Les deux semaines de grève qui ont marqué en janvier le vaisseau amiral des Editions Philippe Amaury (EPA), L’Equipe, illustrent la crise profonde qui secoue la presse française, confrontée à la destruction créatrice du numérique et à la pandémie de coronavirus. Internet, planche de salut ?

Le groupe familial Amaury – alias les Editions P Amaury (EPA) – vit la plus grave crise de son histoire, depuis le lancement du Parisien par Emilien Amaury en 1944 puis le rachat de L’Equipe et de France Football en 1965. Depuis le décès de son mari Philippe Amaury en mai 2006, il y a quinze ans, c’est sa veuve Marie-Odile Amaury (photo) de aux destinées de la société anonyme EPA constituée du groupe de presse et de la filiale organisatrice d’événements sportifs.

50 postes supprimés mais 12 créés sur Internet
Le groupe de média familial, qui est totalement indépendant depuis que le groupe Lagardère est sorti en 2013 du capital où il détenait 25 %, a vendu Le Parisien et Aujourd’hui en France à LVMH/Les Echos en mai 2015. Le chiffre d’affaires d’EPA est alors passé d’environ 680 millions d’euros en 2014 à une estimation de 500 millions d’euros aujourd’hui.
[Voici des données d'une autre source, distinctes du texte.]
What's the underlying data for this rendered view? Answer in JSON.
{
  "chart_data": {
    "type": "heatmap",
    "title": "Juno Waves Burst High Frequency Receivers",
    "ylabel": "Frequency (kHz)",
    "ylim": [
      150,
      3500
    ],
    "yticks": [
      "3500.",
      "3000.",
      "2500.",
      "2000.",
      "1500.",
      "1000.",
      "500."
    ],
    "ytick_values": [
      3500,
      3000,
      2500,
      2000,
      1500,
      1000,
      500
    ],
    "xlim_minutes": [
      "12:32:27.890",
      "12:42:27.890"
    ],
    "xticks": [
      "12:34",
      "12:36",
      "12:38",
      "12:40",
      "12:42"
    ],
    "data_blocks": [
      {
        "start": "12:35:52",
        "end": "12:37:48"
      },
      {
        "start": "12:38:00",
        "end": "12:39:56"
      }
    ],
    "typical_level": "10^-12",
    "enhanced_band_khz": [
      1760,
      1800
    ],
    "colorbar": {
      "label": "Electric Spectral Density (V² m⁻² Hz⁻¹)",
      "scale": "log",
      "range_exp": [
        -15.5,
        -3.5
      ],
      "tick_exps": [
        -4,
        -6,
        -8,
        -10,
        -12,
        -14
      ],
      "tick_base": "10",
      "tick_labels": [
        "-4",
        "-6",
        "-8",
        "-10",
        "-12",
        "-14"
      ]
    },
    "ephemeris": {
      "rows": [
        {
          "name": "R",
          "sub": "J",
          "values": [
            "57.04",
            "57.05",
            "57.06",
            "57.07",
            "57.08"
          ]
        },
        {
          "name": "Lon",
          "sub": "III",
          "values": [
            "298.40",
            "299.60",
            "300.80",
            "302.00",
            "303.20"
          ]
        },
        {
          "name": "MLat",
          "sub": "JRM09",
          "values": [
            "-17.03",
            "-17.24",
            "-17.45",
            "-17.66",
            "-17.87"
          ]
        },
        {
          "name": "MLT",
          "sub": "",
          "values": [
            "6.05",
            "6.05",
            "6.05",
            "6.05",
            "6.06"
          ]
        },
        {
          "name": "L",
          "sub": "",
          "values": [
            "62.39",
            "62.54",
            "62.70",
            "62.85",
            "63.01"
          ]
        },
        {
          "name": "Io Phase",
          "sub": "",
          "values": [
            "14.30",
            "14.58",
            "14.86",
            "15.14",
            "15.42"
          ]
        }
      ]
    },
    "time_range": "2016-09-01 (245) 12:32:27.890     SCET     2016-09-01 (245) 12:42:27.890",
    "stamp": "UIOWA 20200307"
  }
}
Marie- Odile Amaury (81 ans) supervise encore EPA, dont elle est toujours présidente du conseil d’administration, mais elle a délégué la direction opérationnelle à ses deux enfants : Aurore Amaury, présidente de la société L’Equipe SAS depuis 2016 et présidente de la régie publicitaire Amaury Média SAS depuis 2018 ; Jean-Etienne Amaury, président d’Amaury Sport Organisation SA (ASO) depuis 2010. Depuis septembre dernier, Jean-Etienne Amaury est directeur général d’EPA et sa soeur Aurore Amaury directrice générale déléguée. Cependant, les héritiers ne sont pas en prise directe avec l’intersyndicale (1) du groupe L’Equipe.
C’est Jean-Louis Pelé, directeur général depuis 2018, qui porte le plan de sauvegarde de l’emploi (PSE), lequel prévoit, sur 350 personnes (le quotidien, le magazine, Vélo Magazine, France Football, …), la suppression d’une cinquantaine de postes, dont la quasi-totalité de journalistes (2). Objectif : faire 5 millions d’euros d’économies pour éviter 6 millions de pertes cette année (3). Les journaux imprimés sont confrontés à une baisse des ventes papier (déjà observée avant la crise sanitaire mais amplifiée par elle) et à la suspension des compétitions sportives (matière première des journaux et de l’organisateur du Tour de France, du Dakar ou du Marathon de Paris). En revanche, une douzaine de postes seront créés sur Internet pour renforcer l’offre digitale et augmenter les abonnements numériques payants qui sont actuellement au nombre de 300.000, tous supports de la « marque L’Equipe » compris, à 450.000 en 2025. Une nouvelle plateforme « télé et vidéo » doit voir le jour cette année sous la houlette de Laurent Prud’homme (ex- Eurosport France), directeur général adjoint depuis le 4 janvier, aux côtés d’Emmanuel Alix, directeur du numérique, et de Jérôme Saporito, directeur de la chaîne L’Equipe TV (1,3 % de part d’audience en 2020, contre 1,4 l’année précédent).
Le quotidien, lui, est en troisième position en termes de diffusion payante (236.286 exemplaires vendus en moyenne par jour l’an dernier), derrière Le Monde (336.593) et Le Figaro (327.374). La baisse sur un an est de 6 %, d’après l’Alliance pour les chiffres de la presse et des médias (ACPM). A y regarder de plus près, la « marque L’Equipe » – comprenant trois supports de presse (L’Equipe, L’Equipe Dimanche, L’Equipe Magazine) et deux supports numériques (L’Equipe.fr et les applis mobiles « E ») – est arrivée à un point de bascule où la diffusion payée des versions numériques est devenue depuis 2019 majoritaire (4). D’après l’ACPM en 2021, cette marque L’Equipe cumule une audience totale – papier et surtout numérique – de plus de 16,5 millions de lecteurs (5). Il faut dire que L’Equipe.fr draine à lui seul environ 7,8 millions de visiteurs chaque semaine, dont 68% sur smartphone ou tablette (6). Les deux applications (sous Android et sous iOS) attirent, elles, environ 2 millions de visiteurs chaque semaine, dont 85 % sur smartphone (7). Ainsi, comme le reste de la presse française et à l’instar des journaux du monde entier, le numérique est une planche de salut face à l’accumulation des crises qui touchent les éditeurs. Si le quotidien L’Equipe est revenu dans les kiosques physiques depuis le 23 janvier, il continue à se diversifier en ligne, notamment dans l’e-sport sur Twitch (26.000 abonnés) ou en partenariat avec Riot Games (championnat de « League of legends »), ainsi qu’en podcasts.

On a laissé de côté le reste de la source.